Between moments of anxiety and worry about my partner (and my brother-in-law, my cousin, my husband’s nephew and more and more people who are situated at the front and about whom I worry all the time), the national mourning also bursts out; really it is omnipresent. There are days when the mourning is so heavy that it’s impossible to breathe. The air is physically so dense and tough that it’s impossible to expand the lungs to take a breath, not even a very small one. Because the human evil spread out over the land and consumed every piece of good, of beauty, and of quiet. And how can we possibly ever go back to being anything like we were before that terrible Shabbat?

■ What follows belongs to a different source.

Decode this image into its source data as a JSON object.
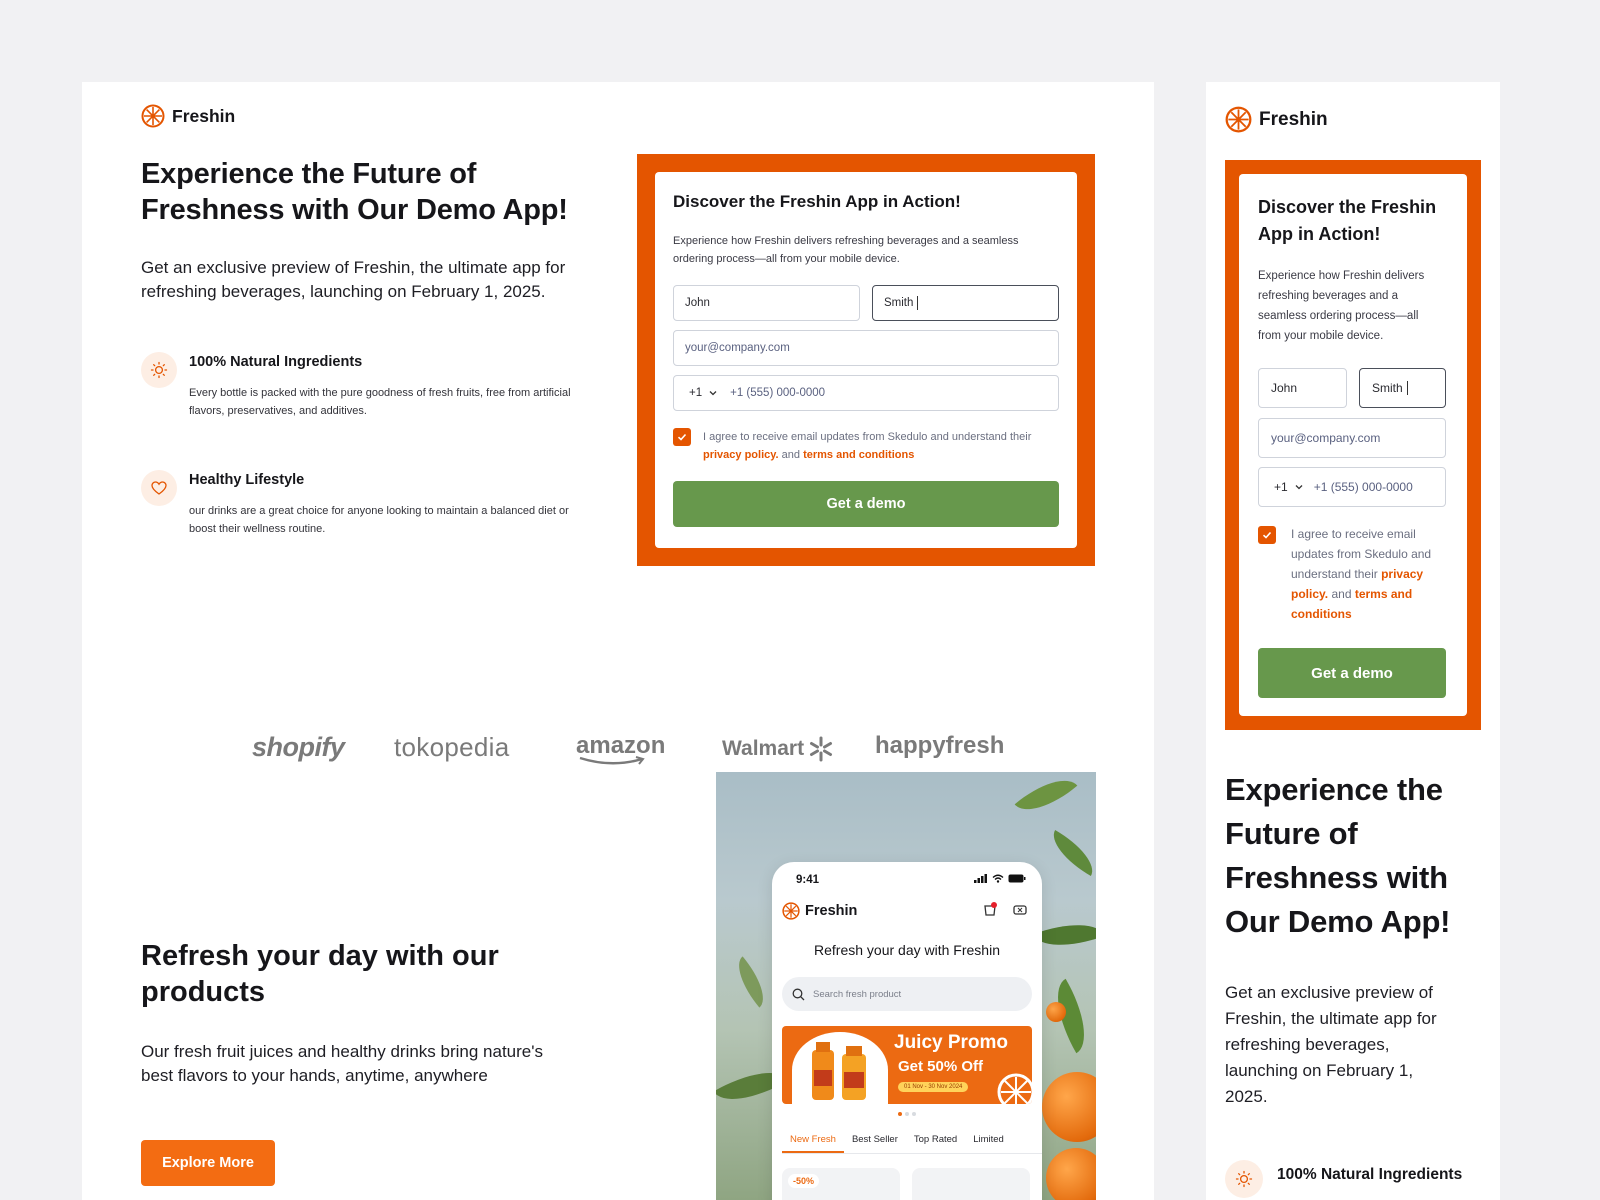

A week and a half ago, my close friend was notified that his father-in-law and mother-in-law’s bodies were identified among the killed in Kfar Aza. Yes, you’re reading that correctly: it took more than two and a half weeks to locate and identify their bodies. And, yes, there are still tens of bodies that have not yet been identified. When I went to offer condolences to my friend and his wife on their personal loss, I couldn’t find any words of comfort. Because I, myself, don’t find any points of hope or light amidst the great darkness. Thus, I am so not fine.

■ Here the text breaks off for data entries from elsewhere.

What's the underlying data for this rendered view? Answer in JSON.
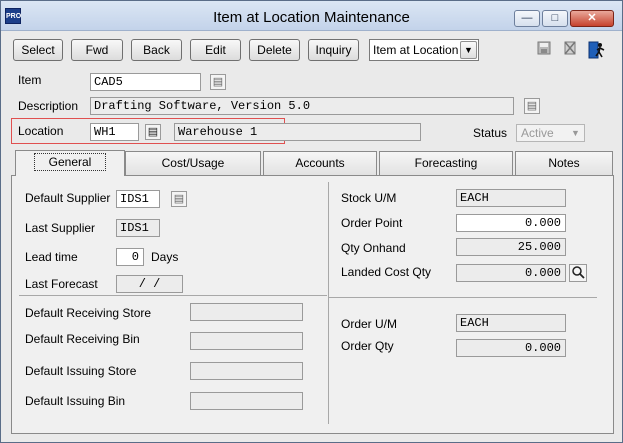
{
  "window": {
    "app_icon": "PRO",
    "title": "Item at Location Maintenance",
    "min_glyph": "—",
    "max_glyph": "□",
    "close_glyph": "✕"
  },
  "toolbar": {
    "select_label": "Select",
    "fwd_label": "Fwd",
    "back_label": "Back",
    "edit_label": "Edit",
    "delete_label": "Delete",
    "inquiry_label": "Inquiry",
    "view_select_value": "Item at Location",
    "icons": [
      "save-icon",
      "clear-icon",
      "exit-icon"
    ]
  },
  "header": {
    "item_label": "Item",
    "item_value": "CAD5",
    "description_label": "Description",
    "description_value": "Drafting Software, Version 5.0",
    "location_label": "Location",
    "location_value": "WH1",
    "location_name": "Warehouse 1",
    "status_label": "Status",
    "status_value": "Active"
  },
  "tabs": [
    {
      "label": "General"
    },
    {
      "label": "Cost/Usage"
    },
    {
      "label": "Accounts"
    },
    {
      "label": "Forecasting"
    },
    {
      "label": "Notes"
    }
  ],
  "general": {
    "default_supplier_label": "Default Supplier",
    "default_supplier_value": "IDS1",
    "last_supplier_label": "Last Supplier",
    "last_supplier_value": "IDS1",
    "lead_time_label": "Lead time",
    "lead_time_value": "0",
    "lead_time_unit": "Days",
    "last_forecast_label": "Last Forecast",
    "last_forecast_value": "/ /",
    "default_receiving_store_label": "Default Receiving Store",
    "default_receiving_store_value": "",
    "default_receiving_bin_label": "Default Receiving Bin",
    "default_receiving_bin_value": "",
    "default_issuing_store_label": "Default Issuing Store",
    "default_issuing_store_value": "",
    "default_issuing_bin_label": "Default Issuing Bin",
    "default_issuing_bin_value": "",
    "stock_um_label": "Stock U/M",
    "stock_um_value": "EACH",
    "order_point_label": "Order Point",
    "order_point_value": "0.000",
    "qty_onhand_label": "Qty Onhand",
    "qty_onhand_value": "25.000",
    "landed_cost_qty_label": "Landed Cost Qty",
    "landed_cost_qty_value": "0.000",
    "order_um_label": "Order U/M",
    "order_um_value": "EACH",
    "order_qty_label": "Order Qty",
    "order_qty_value": "0.000"
  },
  "colors": {
    "title_bar": "#c3d3ea",
    "close_button": "#c6422d",
    "location_highlight": "#e05050"
  }
}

There are certain moments when I succeed in laughing and smiling, mostly thanks to my child who still doesn’t understand anything but manages to light up my world. But then I look at him and understand that he is not yet two years old, but it’s been a month since he saw his father. Not to mention that he doesn’t sleep in his bed and doesn’t play with his friends, because we relocated to live with my parents since that Shabbat. And then I remember that it’s nothing and inconsequential. It’s nonsense. We’re alive and that’s what’s important! Everything else shrinks and disappears compared to that. But again, there’s no air. It’s impossible to breathe.

The hardest thing to recognize is that our lives will never be the same again. Everything changed. Forever. There’s no more security, not even inside my house. The only thing I can think about is how I would block the door if terrorists tried to burst in. And that’s only the tip of the iceberg of the new fears that have been created inside me since that dark Shabbat.

If only it were wrapped up in one Shabbat! But we’ve been at war for a month already, and we don’t know how long it will continue, the other costs it will exact from us, and how we’ll come out on the other side of it. I remember in the first week, I thought to myself that certainly, my partner will return by Kedem’s birthday in January and we’ll celebrate it together. We will make a big, festive party. Yet suddenly I’m uncertain that it will happen.

And it’s impossible to breathe. And nothing is fine. And what of the young children who were kidnapped? No, no, I must not think of them. That’s a danger zone. There, it’s not just that there isn’t air—there, one also can’t sleep, or eat, or function at all.

This is my life. I don’t know if it will ever look different, and if so, how it will be. I can only hope that I’ll be able to, once again, feel the faith that I had before, that there can be good here.